But Guruji’s whispering had struck a match in me; I spent Tuesday pacing around the neighborhood feeling not much less fevered than Thomas, more and more convinced with every sweaty hour that he really was going to confess to the Batras, if he hadn’t done it already. Is there a name for a version of hypochondria in which, instead of being convinced you have a disease, you’re convinced that the thing you’d least like to happen is unfolding just outside your view? Every thought I had seemed to tug on the ends of a knot in my intestines. I’d known, of course, at some depths of my brain, that my trip would cover the anniversary of the accident, but the date had always been like a dead key on a piano; I did my best to play around it, or to speed on as if it didn’t exist. But now the dead key, the hollow tapping, was all I could hear. I’m getting ready, when it’s time I will do what needs to be done …
I spent hours in the coffee shop/Internet café, doing exactly the kind of research I’d spent the past twelve years avoiding. The computer had a greasy mouse pad with a drawing of a butterfly riding a lion. My mouth tasted strongly of bitter, cold coffee, which I kept trying to fix by taking more sips of bitter, cold coffee. Manish Batra Amita Batra New Delhi. Manish Batra Amita Batra Washington D.C. New Delhi car crash. I sent emails to Raymond (Do you think I could possibly meet with Guruji again? Would he be willing to talk on the phone?) that I immediately wished I could take back. I even checked my old girlfriend Claire’s Facebook page, just to leave no seed of unhappiness unwatered. (Check out new half marathon pics—gotta love the short shorts!) Driving yourself insane on the Internet is as easy as checking the weather.
Almost everything I managed to pull up about the Batras was nonsense: law associate listings, LinkedIn profiles, academic papers, consumer fraud websites. Maybe finding them really was hopeless. Maybe Thomas was right then babbling a confession to the Hanuman statue in Karol Bagh. But at some point on Wednesday night, when I was sitting at a computer in the back corner of the café, carving out new lows for myself on an hourly basis, I found what I was looking for, or what I was looking away from. It was in the June/July 2001 newsletter of the Hindu Temple of Greater D.C. This was where they’d held Mira’s memorial service (one of my first searches had turned up the ancient Washington Post story with the death announcement). My stomach wobbled as I sat waiting for the PDF to load, breathing through flared nostrils. WARNING: 3 Minutes Remaining in Session, Click HERE to Purchase 15 Extra Minutes.

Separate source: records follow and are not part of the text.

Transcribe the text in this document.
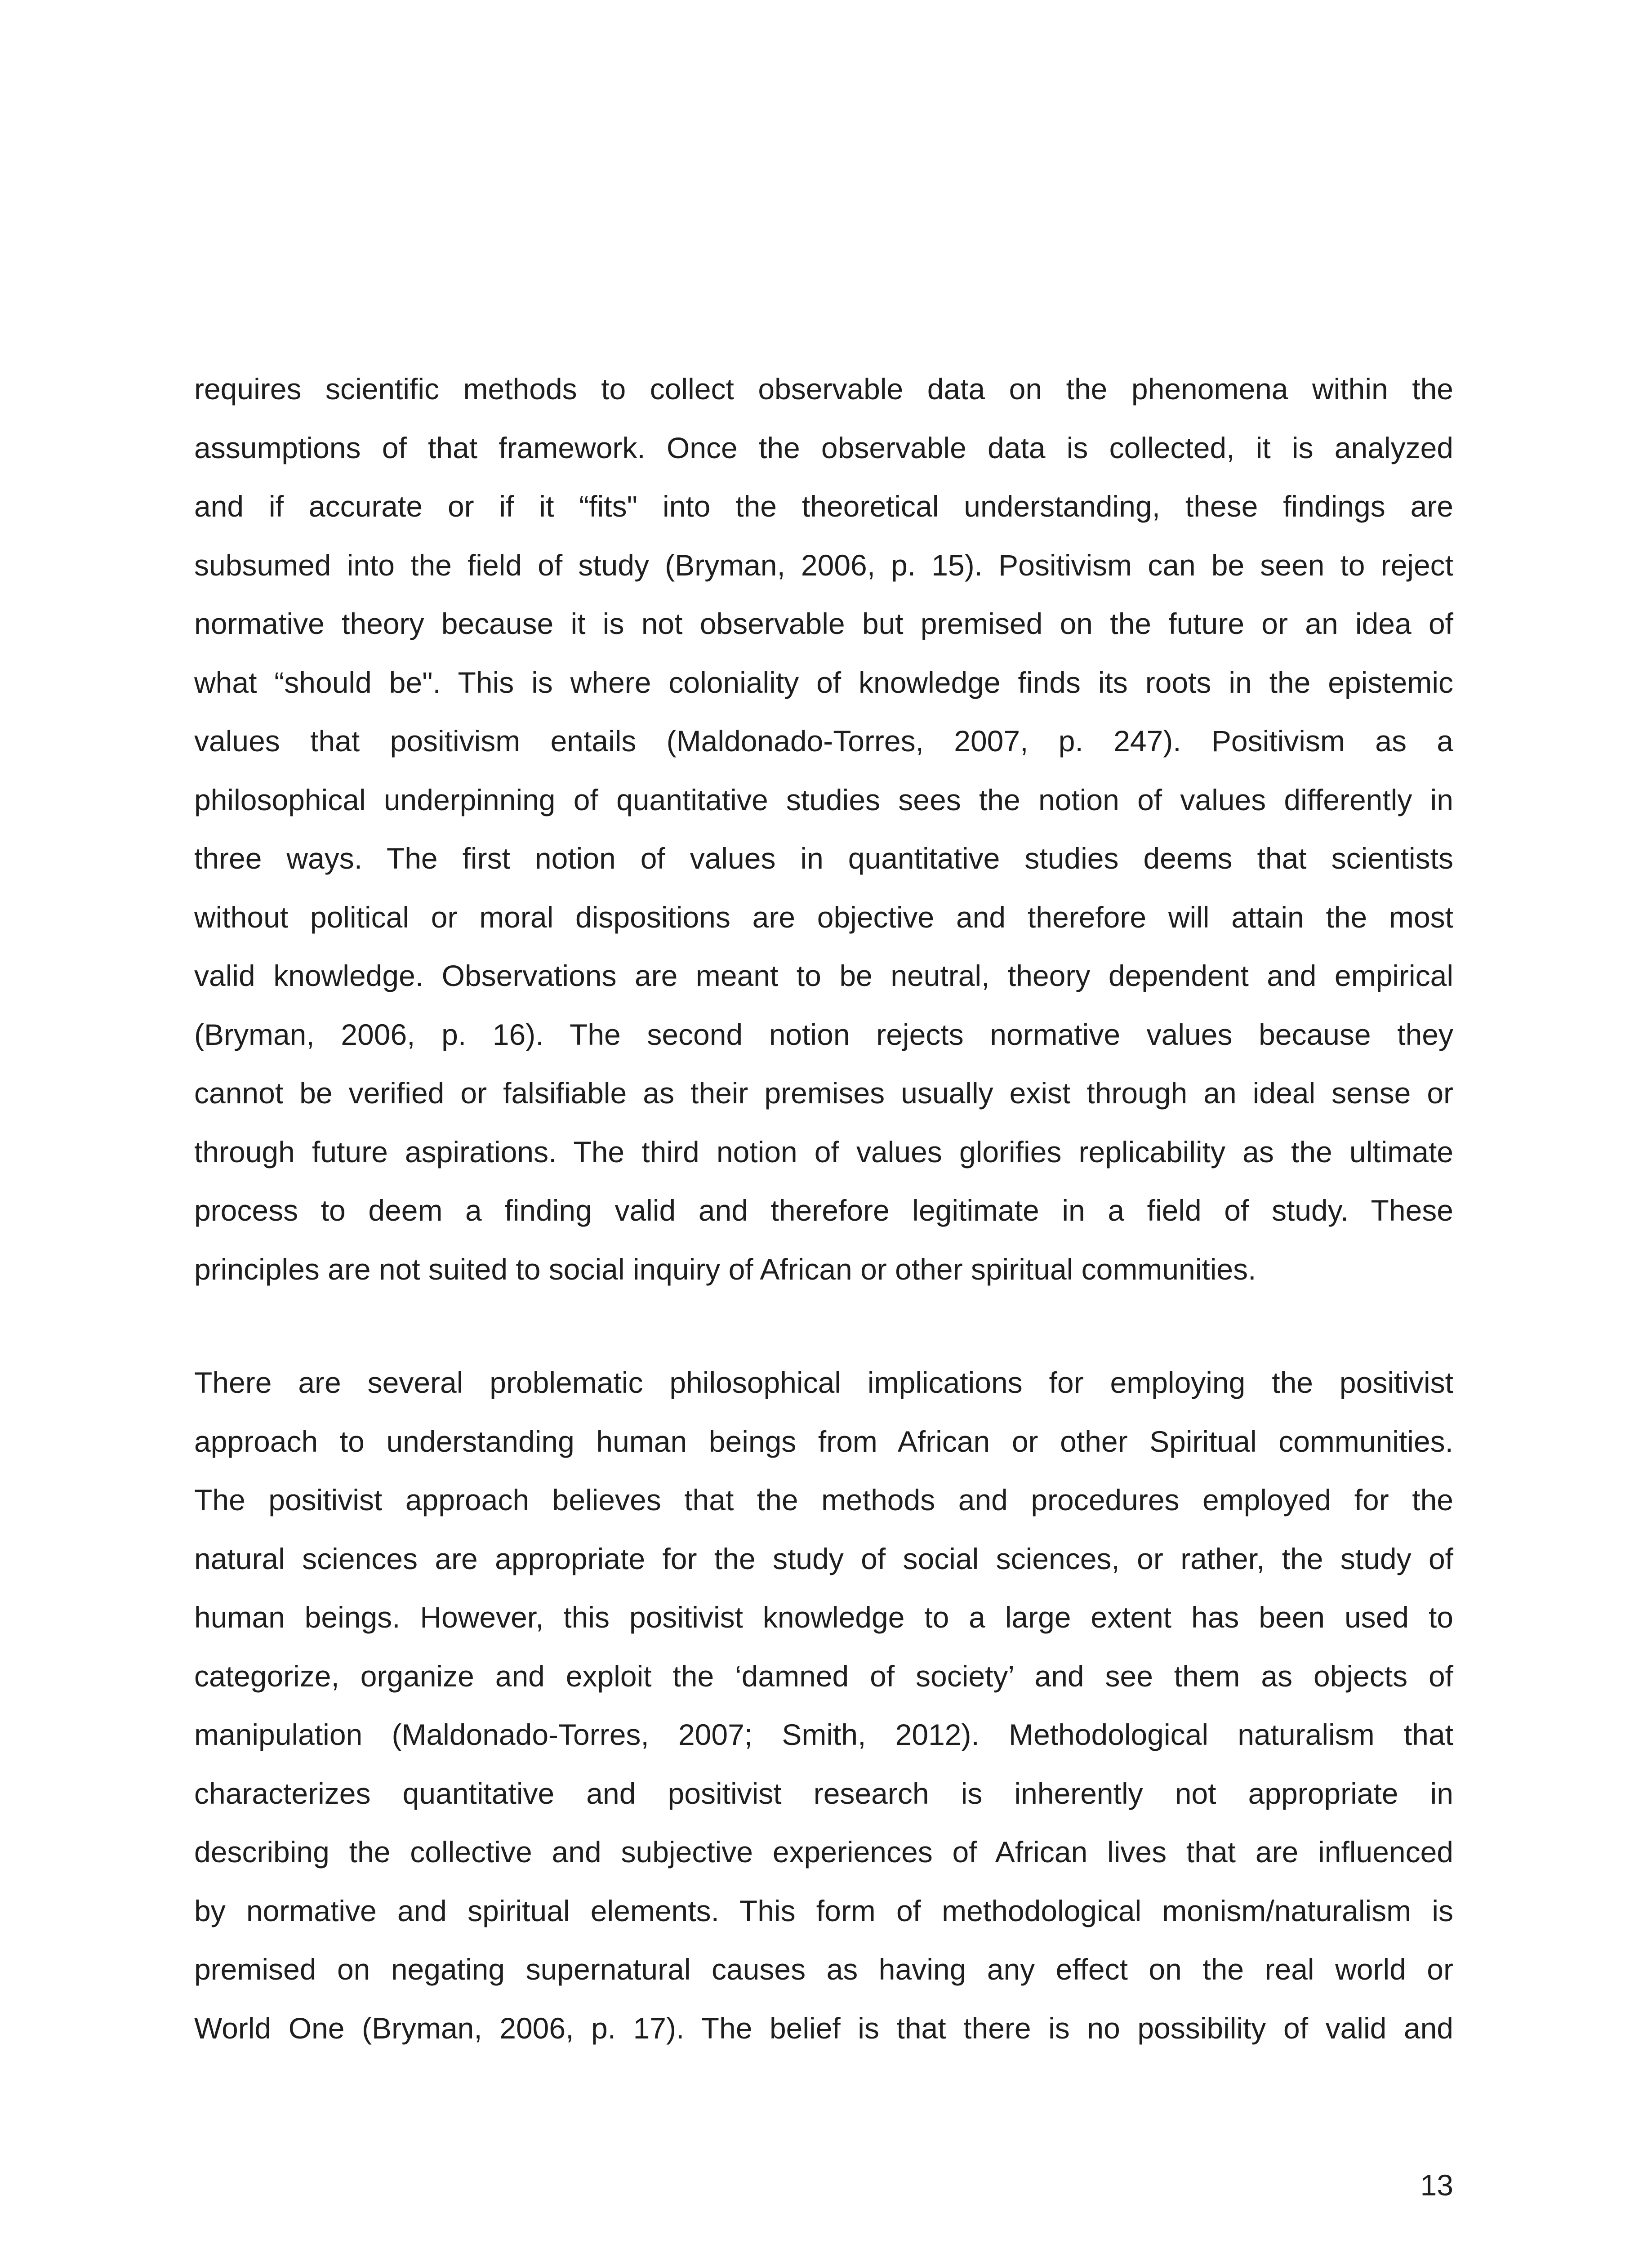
requires scientific methods to collect observable data on the phenomena within the
assumptions of that framework. Once the observable data is collected, it is analyzed
and if accurate or if it “fits" into the theoretical understanding, these findings are
subsumed into the field of study (Bryman, 2006, p. 15). Positivism can be seen to reject
normative theory because it is not observable but premised on the future or an idea of
what “should be". This is where coloniality of knowledge finds its roots in the epistemic
values that positivism entails (Maldonado-Torres, 2007, p. 247). Positivism as a
philosophical underpinning of quantitative studies sees the notion of values differently in
three ways. The first notion of values in quantitative studies deems that scientists
without political or moral dispositions are objective and therefore will attain the most
valid knowledge. Observations are meant to be neutral, theory dependent and empirical
(Bryman, 2006, p. 16). The second notion rejects normative values because they
cannot be verified or falsifiable as their premises usually exist through an ideal sense or
through future aspirations. The third notion of values glorifies replicability as the ultimate
process to deem a finding valid and therefore legitimate in a field of study. These
principles are not suited to social inquiry of African or other spiritual communities.
There are several problematic philosophical implications for employing the positivist
approach to understanding human beings from African or other Spiritual communities.
The positivist approach believes that the methods and procedures employed for the
natural sciences are appropriate for the study of social sciences, or rather, the study of
human beings. However, this positivist knowledge to a large extent has been used to
categorize, organize and exploit the ‘damned of society’ and see them as objects of
manipulation (Maldonado-Torres, 2007; Smith, 2012). Methodological naturalism that
characterizes quantitative and positivist research is inherently not appropriate in
describing the collective and subjective experiences of African lives that are influenced
by normative and spiritual elements. This form of methodological monism/naturalism is
premised on negating supernatural causes as having any effect on the real world or
World One (Bryman, 2006, p. 17). The belief is that there is no possibility of valid and
13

On the front of the newsletter, above a message from HTGDC president Deepika Sharma, was a logo like a Mardi Gras elephant sitting on a throne. The community announcements were printed in columns on the second-to-last page.
As many of you know the strong and committed support of Manish and Amita Batra has been integral to our temple growing in leaps and bounds in these past fifteen years. It is therefore with heavy hearts that we must ask you to join us and say “farewell” and also “good wishes” as they prepare to leave the HTGDC community and return to New Delhi, where family and great opportunities await. May the remover of all obstacles bless Manish and Amita as he blesses you all.
Many have asked questions as regarding the progress of the Rathi Spiritual Center, which we can happily tell you continues to advance rapidly with thanks to the generous work of …
There should be studies done on the relationship between panic and bowel urgency. Within seconds of reading the newsletter, I was, for the fifth time that day, locked in the paper-towel-less unisex bathroom, trembling and sweating as if, on top of everything else, I had giardia. Being a human, having a body, can be such a terrible thing.
I ran back to the apartment, past the hubcap heap and the man selling bananas for one rupee each, clutching the newsletter printout with wet hands, looking for Rory so I could borrow his phone. I kept having to remind myself that all I’d learned was that the Batras had moved back; Thomas still wouldn’t have been able to find them; they might even have moved again. But my inner organs weren’t having any of it. Rory was eating a bowl of Ready Brek at the kitchen table. “No worries, no worries,” he said, standing up, wiping his mouth. His crappy little blue phone worked only if you took it up to the roof and stood hunched in the corner that overlooked an alley full of old planks. The night was thick and breezy; under the layers of car exhaust it felt almost tropical.
I pressed the dozen or so numbers, waited through a series of beeps, and then adjusted the angle of my hunching until the ringing came into focus. It was nine and a half hours earlier in D.C. than in Delhi, which is to say that for the woman who finally answered the phone at the Hindu Temple of Greater D.C. it was just after ten in the morning.